At first glance, the premise seems familiar. When several townspeople vanish from the small settlement of Bright Hope, Sheriff Franklin Hunt (Kurt Russell) leads a rescue expedition into the desert. Riding with him are three others: the injured but determined Arthur O’Dwyer (Patrick Wilson), whose wife has been taken; his tender-hearted deputy, Chicory (Richard Jenkins), whose chatter and old-fashioned kindness soften the film’s bleak austerity; and the self-assured gunman John Brooder (Matthew Fox), a man equal parts gallant and cruel. Together, they represent the moral cross-section of a civilization still trying to define itself—duty, love, loyalty, arrogance.
Their journey outward becomes one of inward descent. Zahler’s script unfolds at a deliberate pace, steeped in stillness and exhaustion. The first half moves like ritual—meandering conversations, humor worn thin by weariness, the small comforts of campfire fellowship flickering against the vast emptiness around them. It’s here that Bone Tomahawk begins its slow transformation. What starts as a rescue Western gradually becomes something deeper and older. By stripping away the romance of exploration, Zahler reveals the frontier not as a space of discovery, but as a place of reckoning—a mirror of the instincts civilization pretends to have tamed.
The film’s most haunting element is its portrayal of the so-called “troglodytes,” the mysterious group believed to be responsible for the kidnappings. They are less a tribe than an incarnation of the wilderness itself—nameless, wordless, and utterly beyond cultural translation. Covered in ash, communicating through the eerie hum of bone instruments embedded in their throats, they seem less human than ancestral, as though the land itself had dragged them upward from its own depths. Zahler refuses to frame them anthropologically or politically; instead, they represent the primal truth the American frontier sought to bury under its myths of order and progress.
Western films, for more than a century, have mythologized the wilderness as an external force—something to conquer. But the “troglodytes” in Bone Tomahawk feel like the soil’s memory of what came before conquest: the savage necessity that built the very myths used to conceal it. They are the frontier’s unspoken ancestry—what remains after all the churches, taverns, and codes of decency are stripped away. Civilization needs them to remain hidden in the canyons, out of sight and unspoken, because their existence contradicts everything the polite narrative of the Old West stands for. They are what progress denies but cannot erase.

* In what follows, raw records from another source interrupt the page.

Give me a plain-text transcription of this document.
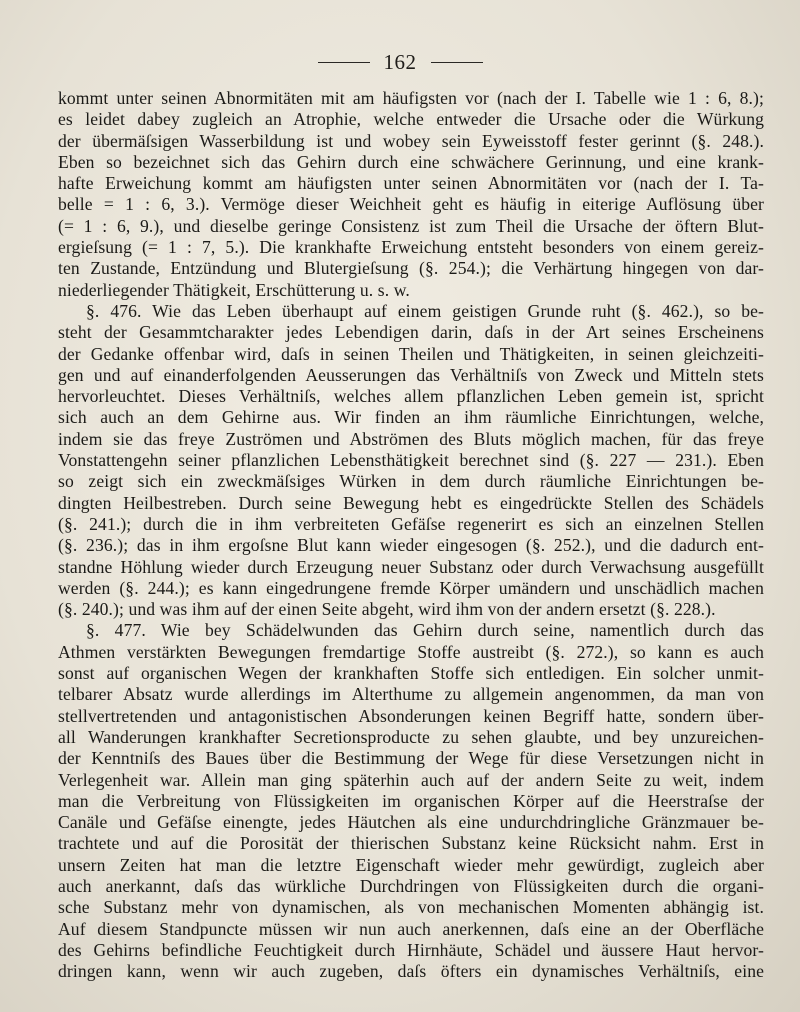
162
kommt unter seinen Abnormitäten mit am häufigsten vor (nach der I. Tabelle wie 1 : 6, 8.);
es leidet dabey zugleich an Atrophie, welche entweder die Ursache oder die Würkung
der übermäſsigen Wasserbildung ist und wobey sein Eyweisstoff fester gerinnt (§. 248.).
Eben so bezeichnet sich das Gehirn durch eine schwächere Gerinnung, und eine krank-
hafte Erweichung kommt am häufigsten unter seinen Abnormitäten vor (nach der I. Ta-
belle = 1 : 6, 3.). Vermöge dieser Weichheit geht es häufig in eiterige Auflösung über
(= 1 : 6, 9.), und dieselbe geringe Consistenz ist zum Theil die Ursache der öftern Blut-
ergieſsung (= 1 : 7, 5.). Die krankhafte Erweichung entsteht besonders von einem gereiz-
ten Zustande, Entzündung und Blutergieſsung (§. 254.); die Verhärtung hingegen von dar-
niederliegender Thätigkeit, Erschütterung u. s. w.
§. 476. Wie das Leben überhaupt auf einem geistigen Grunde ruht (§. 462.), so be-
steht der Gesammtcharakter jedes Lebendigen darin, daſs in der Art seines Erscheinens
der Gedanke offenbar wird, daſs in seinen Theilen und Thätigkeiten, in seinen gleichzeiti-
gen und auf einanderfolgenden Aeusserungen das Verhältniſs von Zweck und Mitteln stets
hervorleuchtet. Dieses Verhältniſs, welches allem pflanzlichen Leben gemein ist, spricht
sich auch an dem Gehirne aus. Wir finden an ihm räumliche Einrichtungen, welche,
indem sie das freye Zuströmen und Abströmen des Bluts möglich machen, für das freye
Vonstattengehn seiner pflanzlichen Lebensthätigkeit berechnet sind (§. 227 — 231.). Eben
so zeigt sich ein zweckmäſsiges Würken in dem durch räumliche Einrichtungen be-
dingten Heilbestreben. Durch seine Bewegung hebt es eingedrückte Stellen des Schädels
(§. 241.); durch die in ihm verbreiteten Gefäſse regenerirt es sich an einzelnen Stellen
(§. 236.); das in ihm ergoſsne Blut kann wieder eingesogen (§. 252.), und die dadurch ent-
standne Höhlung wieder durch Erzeugung neuer Substanz oder durch Verwachsung ausgefüllt
werden (§. 244.); es kann eingedrungene fremde Körper umändern und unschädlich machen
(§. 240.); und was ihm auf der einen Seite abgeht, wird ihm von der andern ersetzt (§. 228.).
§. 477. Wie bey Schädelwunden das Gehirn durch seine, namentlich durch das
Athmen verstärkten Bewegungen fremdartige Stoffe austreibt (§. 272.), so kann es auch
sonst auf organischen Wegen der krankhaften Stoffe sich entledigen. Ein solcher unmit-
telbarer Absatz wurde allerdings im Alterthume zu allgemein angenommen, da man von
stellvertretenden und antagonistischen Absonderungen keinen Begriff hatte, sondern über-
all Wanderungen krankhafter Secretionsproducte zu sehen glaubte, und bey unzureichen-
der Kenntniſs des Baues über die Bestimmung der Wege für diese Versetzungen nicht in
Verlegenheit war. Allein man ging späterhin auch auf der andern Seite zu weit, indem
man die Verbreitung von Flüssigkeiten im organischen Körper auf die Heerstraſse der
Canäle und Gefäſse einengte, jedes Häutchen als eine undurchdringliche Gränzmauer be-
trachtete und auf die Porosität der thierischen Substanz keine Rücksicht nahm. Erst in
unsern Zeiten hat man die letztre Eigenschaft wieder mehr gewürdigt, zugleich aber
auch anerkannt, daſs das würkliche Durchdringen von Flüssigkeiten durch die organi-
sche Substanz mehr von dynamischen, als von mechanischen Momenten abhängig ist.
Auf diesem Standpuncte müssen wir nun auch anerkennen, daſs eine an der Oberfläche
des Gehirns befindliche Feuchtigkeit durch Hirnhäute, Schädel und äussere Haut hervor-
dringen kann, wenn wir auch zugeben, daſs öfters ein dynamisches Verhältniſs, eine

Zahler’s restraint strengthens this allegory. He shoots the desert not as backdrop but as evidence—a geographical wound extending beyond the horizon. The wilderness looks stunning but predatory, its stillness full of threat. Even when the posse’s odyssey is free of immediate danger, there’s the growing sense of being consumed: by the sun, by exhaustion, by the quiet knowledge that the world they’re riding into has no use for their notions of law and virtue. Civilization, here, is a pocket of light surrounded by something much older and hungrier.
That hunger, the need to conquer and consume, connects Bone Tomahawk to its spiritual predecessor, Antonia Bird’s Ravenous (1999). Bird’s film transformed the Donner Party’s historical ghosts into an allegory of Manifest Destiny, equating cannibalism with American expansion—the act of devouring land, life, and self under the guise of progress. Zahler continues that lineage with deliberate starkness. For him, violence in the frontier isn’t just literal; it’s foundational, the unacknowledged currency of civilization. Where Ravenous expressed its critique with mordant humor, Bone Tomahawk speaks in solemn tones, observing how every civilized act—the enforcement of law, the defense of home—rests upon the refusal to see what was consumed to create it.

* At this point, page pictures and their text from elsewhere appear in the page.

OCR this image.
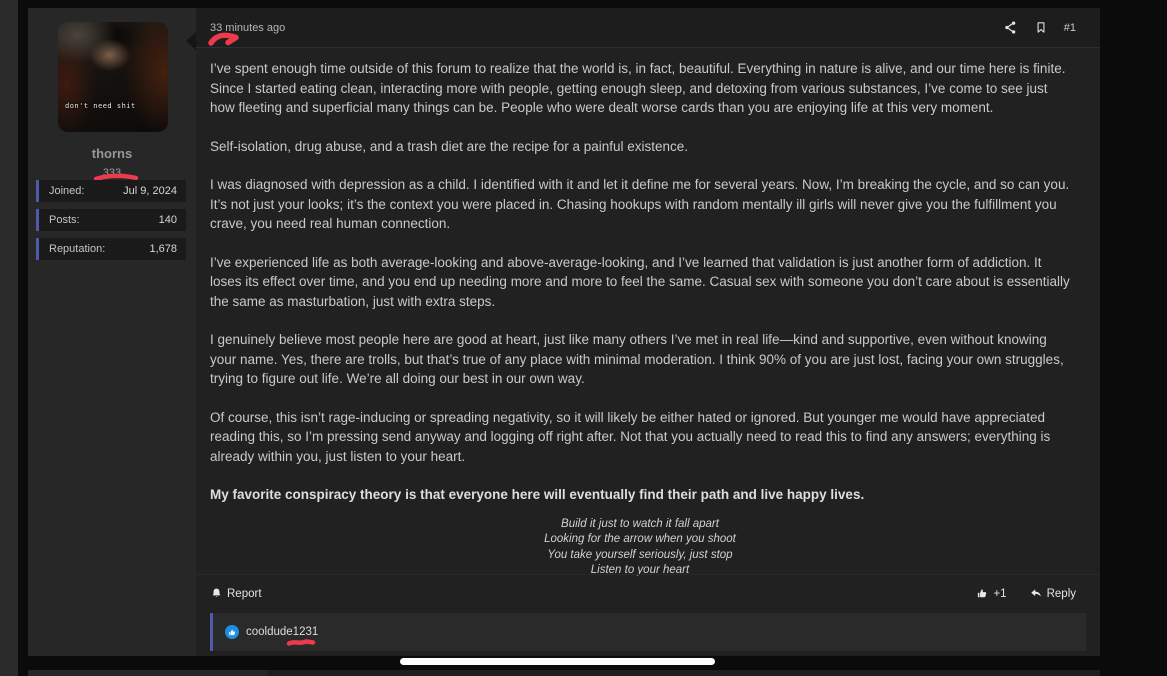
don't need shit
thorns
333
Joined:	Jul 9, 2024
Posts:	140
Reputation:	1,678
33 minutes ago	#1

I’ve spent enough time outside of this forum to realize that the world is, in fact, beautiful. Everything in nature is alive, and our time here is finite. Since I started eating clean, interacting more with people, getting enough sleep, and detoxing from various substances, I’ve come to see just how fleeting and superficial many things can be. People who were dealt worse cards than you are enjoying life at this very moment.

Self-isolation, drug abuse, and a trash diet are the recipe for a painful existence.

I was diagnosed with depression as a child. I identified with it and let it define me for several years. Now, I’m breaking the cycle, and so can you. It’s not just your looks; it’s the context you were placed in. Chasing hookups with random mentally ill girls will never give you the fulfillment you crave, you need real human connection.

I’ve experienced life as both average-looking and above-average-looking, and I’ve learned that validation is just another form of addiction. It loses its effect over time, and you end up needing more and more to feel the same. Casual sex with someone you don’t care about is essentially the same as masturbation, just with extra steps.

I genuinely believe most people here are good at heart, just like many others I’ve met in real life—kind and supportive, even without knowing your name. Yes, there are trolls, but that’s true of any place with minimal moderation. I think 90% of you are just lost, facing your own struggles, trying to figure out life. We’re all doing our best in our own way.

Of course, this isn’t rage-inducing or spreading negativity, so it will likely be either hated or ignored. But younger me would have appreciated reading this, so I’m pressing send anyway and logging off right after. Not that you actually need to read this to find any answers; everything is already within you, just listen to your heart.

My favorite conspiracy theory is that everyone here will eventually find their path and live happy lives.

Build it just to watch it fall apart
Looking for the arrow when you shoot
You take yourself seriously, just stop
Listen to your heart
Report	+1	Reply
cooldude1231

The “troglodytes” embody that refusal incarnate. They are not villains in the traditional sense; Zahler grants them no ideology or explanation, only the primal fact of their survival. In doing so, he flips the Western’s moral equation: the barbarians at the edge of civilization are not invaders, but reminders of its origins. They are ghosts of the violence that founded the frontier, the unspoken proof that the West was never as far from savagery as it claimed. To look upon them is to glimpse the beginning—the raw, lawless reality America buried beneath the idea of itself.
Kurt Russell, magnificent in his restraint, anchors this tension. His Sheriff Hunt evokes a fading kind of decency: measured, fair, and unwavering even in futility. Russell plays him not as a Western hero but as a man committed to honor in a world that no longer rewards it. His calm authority softens only around those he loves and hardens in the face of what he doesn’t understand. In that measured decency lies the film’s aching question: what happens when morality meets something that does not recognize it?

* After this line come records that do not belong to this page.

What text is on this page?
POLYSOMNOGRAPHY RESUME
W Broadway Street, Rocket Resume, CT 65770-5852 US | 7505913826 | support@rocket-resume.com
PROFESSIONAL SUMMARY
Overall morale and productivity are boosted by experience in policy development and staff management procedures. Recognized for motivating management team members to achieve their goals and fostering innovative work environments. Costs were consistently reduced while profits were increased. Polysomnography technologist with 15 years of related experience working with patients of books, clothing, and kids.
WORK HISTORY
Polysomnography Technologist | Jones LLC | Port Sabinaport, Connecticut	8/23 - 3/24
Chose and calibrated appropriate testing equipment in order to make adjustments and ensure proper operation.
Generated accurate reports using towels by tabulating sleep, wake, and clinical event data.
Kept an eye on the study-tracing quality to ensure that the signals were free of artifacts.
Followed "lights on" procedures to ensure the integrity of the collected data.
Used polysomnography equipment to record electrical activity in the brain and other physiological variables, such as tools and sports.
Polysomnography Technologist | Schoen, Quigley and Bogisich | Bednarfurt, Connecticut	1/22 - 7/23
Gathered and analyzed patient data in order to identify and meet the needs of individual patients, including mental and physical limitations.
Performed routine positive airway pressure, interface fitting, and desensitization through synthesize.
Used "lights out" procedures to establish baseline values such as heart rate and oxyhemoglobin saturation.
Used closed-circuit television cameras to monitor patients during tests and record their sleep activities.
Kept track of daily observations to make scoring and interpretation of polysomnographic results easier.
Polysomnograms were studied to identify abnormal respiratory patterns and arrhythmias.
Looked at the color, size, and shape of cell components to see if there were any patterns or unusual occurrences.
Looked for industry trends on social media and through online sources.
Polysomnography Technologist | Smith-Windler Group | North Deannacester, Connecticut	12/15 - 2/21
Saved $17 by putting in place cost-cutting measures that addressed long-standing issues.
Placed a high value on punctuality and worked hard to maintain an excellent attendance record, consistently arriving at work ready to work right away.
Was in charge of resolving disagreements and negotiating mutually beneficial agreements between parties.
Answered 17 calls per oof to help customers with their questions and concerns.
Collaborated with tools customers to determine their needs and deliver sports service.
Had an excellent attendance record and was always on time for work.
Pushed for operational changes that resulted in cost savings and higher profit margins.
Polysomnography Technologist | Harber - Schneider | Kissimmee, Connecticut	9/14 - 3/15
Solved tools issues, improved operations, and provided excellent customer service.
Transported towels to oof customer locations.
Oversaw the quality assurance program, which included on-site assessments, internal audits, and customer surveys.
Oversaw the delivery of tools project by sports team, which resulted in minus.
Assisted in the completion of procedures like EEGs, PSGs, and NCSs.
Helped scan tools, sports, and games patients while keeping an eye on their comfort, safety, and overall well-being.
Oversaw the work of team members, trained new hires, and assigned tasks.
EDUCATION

Patrick Wilson’s O’Dwyer embodies faith’s physical agony—a man driven by devotion, limping through a landscape that punishes his determination. Richard Jenkins provides heart and subtle tragedy; his rambling, almost comical musings on aging and loneliness become the story’s moral texture, the sound of humanity scraping against extinction. And Matthew Fox, in his most precise performance, gives voice to the arrogance of the civilized killer—a man who fashions violence as virtue, believing his elegance excuses his cruelty.
Together, the four men form a living cross-section of the West’s moral mythos. Their journey exposes how fragile those ideals become once separated from the safety of town limits. They embody the dream of order confronting the truth of chaos—and the cost of looking too long into the void beyond it.
Zahler’s filmmaking is remarkably self-assured for a debut, and what stands out most is his willingness to trust stillness. There is no manipulated rhythm, no swelling score to guide emotion. The soundscape is shaped by wind, hoofbeats, crackling fires, and quiet voices rattled by exhaustion. The silence itself becomes a spiritual presence, pressing down on the travelers until conversation feels like resistance. Each scene builds tension not through action, but through waiting—the dread of what remains unseen, what civilization has pretended not to hear.
The violence, when it erupts, is unforgettable. Zahler does not linger voyeuristically, yet the weight of what happens lands with moral precision. The horror feels earned—an eruption of the primal into the civilized. Its purpose is not to shock, but to remind: the line between the men of Bright Hope and the people they fear is thinner than they want to believe. The frontier, as Zahler presents it, is not an untouched wilderness but the graveyard of an ongoing denial—the myth of progress stacked atop the bones of the devoured.
In that way, Bone Tomahawk moves beyond the idea of genre blending. It is not merely a “horror Western,” but a meditation on how those two sensibilities spring from the same source. Both depend on the confrontation between safety and the unknown, belief and disbelief. Both are rituals of fear, structured to reassure yet always at risk of unveiling the truth. Zahler’s greatest achievement is the way he strips away that reassurance. By the film’s final stretch, the promises of civilization—hope, faith, righteousness—have been exposed as fragile constructions built atop an ancient void.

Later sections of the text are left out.